RBI’s new methodology of base rate calculation

The Reserve Bank of India has issued fresh norms on calculation of base rate on the basis of the marginal cost of funds. This move is aimed at improving the transparency, ensuring speedier monetary policy transmission, and also lowering borrowing costs. The new method — Marginal Cost of funds based Lending Rate (MCLR) — will replace the present base rate system.

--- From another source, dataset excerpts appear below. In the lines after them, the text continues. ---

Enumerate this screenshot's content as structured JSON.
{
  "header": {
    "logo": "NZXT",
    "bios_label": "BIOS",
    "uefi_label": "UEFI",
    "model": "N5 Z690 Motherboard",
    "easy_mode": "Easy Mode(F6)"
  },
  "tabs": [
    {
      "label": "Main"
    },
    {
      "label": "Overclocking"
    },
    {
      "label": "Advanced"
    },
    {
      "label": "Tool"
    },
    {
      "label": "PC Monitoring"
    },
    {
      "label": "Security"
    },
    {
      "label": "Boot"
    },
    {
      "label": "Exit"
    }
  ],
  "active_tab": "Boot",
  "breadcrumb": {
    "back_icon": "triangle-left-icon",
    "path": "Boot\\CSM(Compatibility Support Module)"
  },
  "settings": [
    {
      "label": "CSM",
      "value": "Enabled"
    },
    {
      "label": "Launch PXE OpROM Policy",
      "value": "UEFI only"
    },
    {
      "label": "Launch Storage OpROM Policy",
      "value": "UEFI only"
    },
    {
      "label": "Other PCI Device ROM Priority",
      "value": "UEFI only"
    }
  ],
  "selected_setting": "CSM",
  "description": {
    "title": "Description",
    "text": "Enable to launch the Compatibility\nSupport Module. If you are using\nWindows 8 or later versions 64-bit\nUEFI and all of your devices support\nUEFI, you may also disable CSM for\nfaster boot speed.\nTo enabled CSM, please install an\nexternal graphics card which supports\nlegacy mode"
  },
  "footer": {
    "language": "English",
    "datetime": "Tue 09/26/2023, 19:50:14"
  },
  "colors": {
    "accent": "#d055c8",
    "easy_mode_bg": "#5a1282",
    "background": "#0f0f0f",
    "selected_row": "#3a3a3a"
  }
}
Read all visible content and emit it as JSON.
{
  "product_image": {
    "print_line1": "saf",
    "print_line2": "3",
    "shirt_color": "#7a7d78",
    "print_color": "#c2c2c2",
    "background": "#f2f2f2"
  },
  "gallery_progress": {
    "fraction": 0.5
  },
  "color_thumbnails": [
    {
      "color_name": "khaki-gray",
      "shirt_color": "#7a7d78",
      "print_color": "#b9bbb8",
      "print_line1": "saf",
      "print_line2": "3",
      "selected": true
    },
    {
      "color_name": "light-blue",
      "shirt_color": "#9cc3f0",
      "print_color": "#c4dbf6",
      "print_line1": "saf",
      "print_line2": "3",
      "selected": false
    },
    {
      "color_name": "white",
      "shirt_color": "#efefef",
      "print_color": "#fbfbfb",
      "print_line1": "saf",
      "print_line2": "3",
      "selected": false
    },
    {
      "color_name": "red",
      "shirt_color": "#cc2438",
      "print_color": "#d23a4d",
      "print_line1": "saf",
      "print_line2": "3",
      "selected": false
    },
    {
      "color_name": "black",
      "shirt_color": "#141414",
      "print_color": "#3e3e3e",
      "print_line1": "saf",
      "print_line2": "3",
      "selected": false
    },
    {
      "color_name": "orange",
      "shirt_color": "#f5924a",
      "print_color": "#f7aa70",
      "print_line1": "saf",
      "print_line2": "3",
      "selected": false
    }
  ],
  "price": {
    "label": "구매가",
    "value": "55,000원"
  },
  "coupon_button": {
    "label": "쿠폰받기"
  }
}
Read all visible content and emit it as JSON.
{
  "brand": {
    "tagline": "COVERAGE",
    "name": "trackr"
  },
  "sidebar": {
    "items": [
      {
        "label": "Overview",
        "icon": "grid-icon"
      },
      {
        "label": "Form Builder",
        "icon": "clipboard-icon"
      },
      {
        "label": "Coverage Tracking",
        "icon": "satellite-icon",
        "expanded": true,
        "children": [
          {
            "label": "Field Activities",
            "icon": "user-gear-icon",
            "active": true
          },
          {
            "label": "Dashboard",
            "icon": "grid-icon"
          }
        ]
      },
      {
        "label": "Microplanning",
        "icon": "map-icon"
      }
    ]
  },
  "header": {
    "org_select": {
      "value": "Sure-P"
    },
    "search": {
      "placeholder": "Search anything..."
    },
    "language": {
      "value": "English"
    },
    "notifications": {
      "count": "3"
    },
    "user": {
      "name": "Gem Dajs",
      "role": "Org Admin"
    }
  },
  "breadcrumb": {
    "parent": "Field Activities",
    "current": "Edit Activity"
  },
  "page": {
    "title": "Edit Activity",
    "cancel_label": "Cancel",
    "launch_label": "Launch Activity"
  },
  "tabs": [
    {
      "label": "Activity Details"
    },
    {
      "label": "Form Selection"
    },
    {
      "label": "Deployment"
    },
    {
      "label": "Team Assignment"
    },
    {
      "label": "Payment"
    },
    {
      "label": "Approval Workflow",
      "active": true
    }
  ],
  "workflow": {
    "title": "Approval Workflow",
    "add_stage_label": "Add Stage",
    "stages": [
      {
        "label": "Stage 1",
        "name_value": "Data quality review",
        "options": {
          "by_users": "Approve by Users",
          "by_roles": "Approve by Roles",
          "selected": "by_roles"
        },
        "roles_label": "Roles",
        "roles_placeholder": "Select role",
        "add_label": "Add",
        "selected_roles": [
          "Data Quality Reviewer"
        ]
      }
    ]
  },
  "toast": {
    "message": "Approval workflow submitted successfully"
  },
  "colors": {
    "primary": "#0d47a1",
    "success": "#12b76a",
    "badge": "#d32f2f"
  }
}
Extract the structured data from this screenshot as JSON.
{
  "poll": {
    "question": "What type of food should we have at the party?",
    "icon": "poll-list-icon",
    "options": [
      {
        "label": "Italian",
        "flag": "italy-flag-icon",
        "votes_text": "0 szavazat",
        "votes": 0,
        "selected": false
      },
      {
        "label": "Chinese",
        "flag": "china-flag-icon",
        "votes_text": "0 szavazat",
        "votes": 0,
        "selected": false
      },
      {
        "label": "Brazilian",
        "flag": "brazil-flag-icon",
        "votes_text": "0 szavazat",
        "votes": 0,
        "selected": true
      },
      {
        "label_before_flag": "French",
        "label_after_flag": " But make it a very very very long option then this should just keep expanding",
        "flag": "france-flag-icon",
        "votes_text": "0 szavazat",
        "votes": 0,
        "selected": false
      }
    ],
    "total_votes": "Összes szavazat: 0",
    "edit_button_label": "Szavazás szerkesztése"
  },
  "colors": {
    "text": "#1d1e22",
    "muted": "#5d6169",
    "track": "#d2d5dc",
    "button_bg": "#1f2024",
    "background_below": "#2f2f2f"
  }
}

MCLR, as the name suggests, mandates banks to calculate the lending rate taking into account the marginal cost of funds. In the base rate system, it was left to the individual banks as to what cost it used, which typically was the average cost of funds. The RBI said all banks will follow a uniform methodology for calculation of base rate or minimum lending rate on the basis of the marginal cost of funds from 1 April, 2016.

Like base rate, banks are not allowed to lend below MCLR, except for few categories like loans against deposits, loans to bank’s own employees. In addition, fixed rate loans, which are typically personal loans and auto loans, will not be linked to MCLR. Banks have been mandated to calculate MCLR for different maturities like 1 day, 1 month, three month, six month, and one year. Banks are free to include more maturities for MCLR.

The Base Rate mechanism has been operational from 1 July, 2010. Banks fix their actual lending rates on loans and advances with reference to the base rate, a rate below which it cannot lend.